Die Jugend (The Youth)

It was in January 1896 that the Munich editor Georg Hirth founded the review. It designed itself as a "Periodical for Art and Life" observing styles and developments of art at the end of the century especially in Germany, but also informing about graphical innovations abroad. Nearly every Jugendstil artist of Munich has worked sporadically or regularly for it.
Although the Jugend had nearly nothing to do with the origins and the developing of the Jugendstil, they will always remain tied together due the fact that the German Art Nouveau got its name from the review. Very famous became the vignettes of Otto Eckmann (1865-1902) and the coloured sheets of Hans Christiansen (1866-1945) which followed the slogan of the Jugend published in the first edition: "Anything that follows the traditional has to be excluded." The innovation and hardiness of the illustrations and the ornamentations had without any doubt a considerable influence on graphical and book printings in Germany at the end of the century.
Nonetheless it has to be mentioned that besides the impressioning artistic equipment, the contents of the Jugend were chosen far less carefully and everything that was supposed to meet the new public taste was published. Therefore, besides fresh, frivolous, and true art, you could also find sentimental, boring trashy things up to kitsch.

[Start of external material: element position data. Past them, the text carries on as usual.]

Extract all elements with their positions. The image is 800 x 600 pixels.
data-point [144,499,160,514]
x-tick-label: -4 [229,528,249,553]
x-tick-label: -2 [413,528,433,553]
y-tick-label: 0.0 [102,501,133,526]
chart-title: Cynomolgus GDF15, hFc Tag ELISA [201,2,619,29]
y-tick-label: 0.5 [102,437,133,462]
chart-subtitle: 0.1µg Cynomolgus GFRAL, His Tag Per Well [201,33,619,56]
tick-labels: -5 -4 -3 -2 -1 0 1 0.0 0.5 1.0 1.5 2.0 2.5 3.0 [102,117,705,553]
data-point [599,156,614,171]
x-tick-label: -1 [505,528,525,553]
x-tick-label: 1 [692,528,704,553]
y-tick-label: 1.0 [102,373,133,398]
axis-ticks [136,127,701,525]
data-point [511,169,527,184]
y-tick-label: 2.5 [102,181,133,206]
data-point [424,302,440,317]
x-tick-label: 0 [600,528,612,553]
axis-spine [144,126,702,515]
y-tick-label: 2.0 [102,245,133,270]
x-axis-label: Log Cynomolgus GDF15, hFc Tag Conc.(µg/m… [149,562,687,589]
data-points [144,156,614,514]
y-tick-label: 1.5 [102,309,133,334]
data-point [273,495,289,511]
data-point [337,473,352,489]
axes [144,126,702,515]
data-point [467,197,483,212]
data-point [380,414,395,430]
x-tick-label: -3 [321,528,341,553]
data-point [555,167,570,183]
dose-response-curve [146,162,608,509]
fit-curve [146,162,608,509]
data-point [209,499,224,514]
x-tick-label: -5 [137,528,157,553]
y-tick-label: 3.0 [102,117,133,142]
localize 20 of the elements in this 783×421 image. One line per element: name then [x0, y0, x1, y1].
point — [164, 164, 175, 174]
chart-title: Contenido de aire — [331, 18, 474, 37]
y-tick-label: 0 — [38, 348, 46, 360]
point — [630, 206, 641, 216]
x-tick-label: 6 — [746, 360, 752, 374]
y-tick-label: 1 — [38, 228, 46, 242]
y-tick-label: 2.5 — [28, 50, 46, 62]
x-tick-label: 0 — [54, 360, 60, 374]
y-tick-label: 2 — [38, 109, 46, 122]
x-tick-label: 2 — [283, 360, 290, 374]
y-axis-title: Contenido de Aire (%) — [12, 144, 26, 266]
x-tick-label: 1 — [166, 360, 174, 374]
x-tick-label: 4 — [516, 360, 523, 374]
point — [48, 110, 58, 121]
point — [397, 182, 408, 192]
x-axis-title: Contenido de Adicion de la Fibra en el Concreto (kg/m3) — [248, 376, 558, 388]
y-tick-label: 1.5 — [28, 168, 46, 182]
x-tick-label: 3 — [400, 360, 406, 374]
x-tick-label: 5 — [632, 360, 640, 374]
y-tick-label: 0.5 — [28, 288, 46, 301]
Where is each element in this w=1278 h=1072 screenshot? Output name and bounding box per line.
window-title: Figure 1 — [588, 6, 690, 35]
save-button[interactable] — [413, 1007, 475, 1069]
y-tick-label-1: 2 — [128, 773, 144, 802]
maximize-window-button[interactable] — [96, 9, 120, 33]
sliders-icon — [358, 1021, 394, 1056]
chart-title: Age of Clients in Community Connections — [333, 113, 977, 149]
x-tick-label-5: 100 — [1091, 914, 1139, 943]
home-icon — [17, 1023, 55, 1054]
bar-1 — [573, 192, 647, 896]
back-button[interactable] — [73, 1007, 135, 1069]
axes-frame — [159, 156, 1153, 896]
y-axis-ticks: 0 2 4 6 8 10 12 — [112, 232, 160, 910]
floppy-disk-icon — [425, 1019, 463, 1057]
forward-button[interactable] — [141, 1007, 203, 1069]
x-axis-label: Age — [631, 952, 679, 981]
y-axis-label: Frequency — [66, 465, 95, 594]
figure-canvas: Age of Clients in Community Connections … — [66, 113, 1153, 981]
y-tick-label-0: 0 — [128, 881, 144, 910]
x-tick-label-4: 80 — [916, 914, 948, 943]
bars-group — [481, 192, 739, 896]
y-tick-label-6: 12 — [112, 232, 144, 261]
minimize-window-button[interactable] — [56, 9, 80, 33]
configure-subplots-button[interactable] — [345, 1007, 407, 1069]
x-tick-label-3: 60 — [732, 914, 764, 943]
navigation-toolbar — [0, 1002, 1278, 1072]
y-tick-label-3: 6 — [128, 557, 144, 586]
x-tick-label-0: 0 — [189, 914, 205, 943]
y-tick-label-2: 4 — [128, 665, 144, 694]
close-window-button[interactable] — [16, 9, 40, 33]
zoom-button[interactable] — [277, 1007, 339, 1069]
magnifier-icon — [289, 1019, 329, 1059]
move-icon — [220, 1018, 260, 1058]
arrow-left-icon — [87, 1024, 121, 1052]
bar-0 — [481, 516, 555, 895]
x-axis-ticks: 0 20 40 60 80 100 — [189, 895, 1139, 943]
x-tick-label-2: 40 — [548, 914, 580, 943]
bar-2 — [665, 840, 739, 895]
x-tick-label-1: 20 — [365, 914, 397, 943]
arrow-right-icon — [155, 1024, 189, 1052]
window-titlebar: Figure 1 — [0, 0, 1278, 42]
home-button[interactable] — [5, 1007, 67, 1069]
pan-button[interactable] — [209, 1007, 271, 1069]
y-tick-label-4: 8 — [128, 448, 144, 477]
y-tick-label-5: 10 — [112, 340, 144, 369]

Vereinigte Werkstätten für Kunst im Handwerk
(Unified Workshops for Art in Handicraft)

Originally and in the first place, the rising of the Jugendstil is due to the decorative arts; so its development in Munich, too, is due to the foundation of the Vereinigte Werkstätten which took place in 1898 in course of the Exposition for Arts and Crafts demonstrating that many young artists, for a long time already, had worked on a revival of the crafts. The intellectual and artistic leader of the movement was Hermann Obrist.
Mainly two problems occupied the young artists: They had to learn the technical conditions of the handicraft, and, after accomplishing the artistic creation, had to make profit of it. For both these aims, the Vereinigte Werkstätten were founded. They bought the young artists' projects or supplied them orders for interior decorations which were afterwards executed by professional craftsmen or industry enterprises. Moreover, the art works were presented and offered to the public in permanent or temporary expositions, and often the artists got a percentage of the proceeds. So the artists were independent of economic problems and could devote their whole creation power to the development of a modern art of daily life. When the Vereinigte Werkstätten presented complete interior decorations at the World Exposition of 1900 in Paris, they had an enormous success.
Afterwards, the Werkstätten, in order to produce less expensive, founded their own manufactory, especially for cabinet-makers with smaller workshops for metal works, embroidery and weaving.
For many years, the Werkstätten were the centre of the most talented Munich artists of the modern commercial art. Besides the original founders, Hermann Obrist and F. A. O. Krüger (born 1875), there were especially Richard Riemerschmid, Bernhard Pankok (1872-1943), Bruno Paul and Paul Haunstein (1880-1944) influencing the characteristics of the art works of the Vereinigte Werkstätten.